The jury obeyed, and I was left alone in the dock.
“Now,” said the judge, evidently relieved, “let’s have the execution.”
“But we’ve not had the verdict yet,” said Anne Boleyn.
“That’ll do any time,” said Henry. “Just as much fun to have it afterwards. Besides, it’s a wonderful saving of time to get the execution over now, while we’re waiting; and then we can go straight to the refreshment-room. Eh, girls? Eh, what? Ah, I thought so.”
“Oh, well,” said Catherine of Aragon, “but do put him in the condemned cell for a minute or so, and then have him brought out, like they all are, and—”
“As they all are,” said Henry the First. “Like is only used when—”
“Hold your tongue, you impertinent, forward young man!” said Catherine in a rage. “There, now!” added she, beginning to cry, “I’ve forgotten what I was going to say, all through you!”
“I think,” said Henry the Eighth, waving his hand for silence, “he’d better be hung. Marwood tells me it’s a very pretty sight; and the gallows are there quite handy. Besides,” added he confidentially, “we should have to tip him in any case, so we may as well let him have the job, and get what we can for our money. What, eh?”

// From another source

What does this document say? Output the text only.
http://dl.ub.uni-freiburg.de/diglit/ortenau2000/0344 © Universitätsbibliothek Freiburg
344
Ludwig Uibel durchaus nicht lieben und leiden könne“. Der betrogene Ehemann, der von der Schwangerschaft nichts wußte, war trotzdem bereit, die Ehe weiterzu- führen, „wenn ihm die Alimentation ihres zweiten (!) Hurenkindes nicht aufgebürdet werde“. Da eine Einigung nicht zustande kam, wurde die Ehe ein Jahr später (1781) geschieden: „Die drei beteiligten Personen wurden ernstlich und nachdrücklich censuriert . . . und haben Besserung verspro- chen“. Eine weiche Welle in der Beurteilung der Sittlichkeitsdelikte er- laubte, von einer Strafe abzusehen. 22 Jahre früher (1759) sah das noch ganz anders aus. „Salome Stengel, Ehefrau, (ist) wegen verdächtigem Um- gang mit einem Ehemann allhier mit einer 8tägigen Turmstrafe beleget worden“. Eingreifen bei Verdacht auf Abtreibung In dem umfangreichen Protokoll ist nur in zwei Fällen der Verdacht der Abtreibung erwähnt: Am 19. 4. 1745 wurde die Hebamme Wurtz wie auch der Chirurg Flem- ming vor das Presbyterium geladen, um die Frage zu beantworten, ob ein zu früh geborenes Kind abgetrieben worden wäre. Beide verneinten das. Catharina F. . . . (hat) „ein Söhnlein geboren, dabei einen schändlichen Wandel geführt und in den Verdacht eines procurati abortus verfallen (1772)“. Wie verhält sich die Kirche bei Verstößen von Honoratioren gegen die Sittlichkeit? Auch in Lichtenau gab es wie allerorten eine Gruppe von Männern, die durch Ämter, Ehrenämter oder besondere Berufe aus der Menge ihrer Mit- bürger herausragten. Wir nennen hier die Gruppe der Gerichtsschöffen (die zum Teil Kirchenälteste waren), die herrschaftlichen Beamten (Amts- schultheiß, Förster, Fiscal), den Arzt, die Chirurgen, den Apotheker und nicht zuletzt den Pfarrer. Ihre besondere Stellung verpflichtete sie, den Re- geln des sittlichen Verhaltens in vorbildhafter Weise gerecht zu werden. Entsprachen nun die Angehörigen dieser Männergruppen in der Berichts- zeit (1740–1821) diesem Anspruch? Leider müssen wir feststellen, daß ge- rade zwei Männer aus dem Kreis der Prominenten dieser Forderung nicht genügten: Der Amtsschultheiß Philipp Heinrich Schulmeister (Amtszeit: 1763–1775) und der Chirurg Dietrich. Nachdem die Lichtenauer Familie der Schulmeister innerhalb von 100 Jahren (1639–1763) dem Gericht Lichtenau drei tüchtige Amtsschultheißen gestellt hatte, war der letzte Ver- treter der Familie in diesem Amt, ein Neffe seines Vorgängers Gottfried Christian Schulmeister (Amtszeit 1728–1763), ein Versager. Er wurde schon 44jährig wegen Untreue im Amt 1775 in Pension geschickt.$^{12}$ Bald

Every one approved of this, and the executioner was summoned.
Then, as I stood there, shivering in every limb, unable to speak, or even to move, I was aware once more of the lantern coming towards me, and of a hand laid heavily on my shoulder.
“Come, young gentleman,” said the voice, “wake up—or you’ll get locked in. They’re shutting the doors. Tumble up, and look sharp.”
It was Madame Tussaud’s porter; and I had been fast asleep, after all!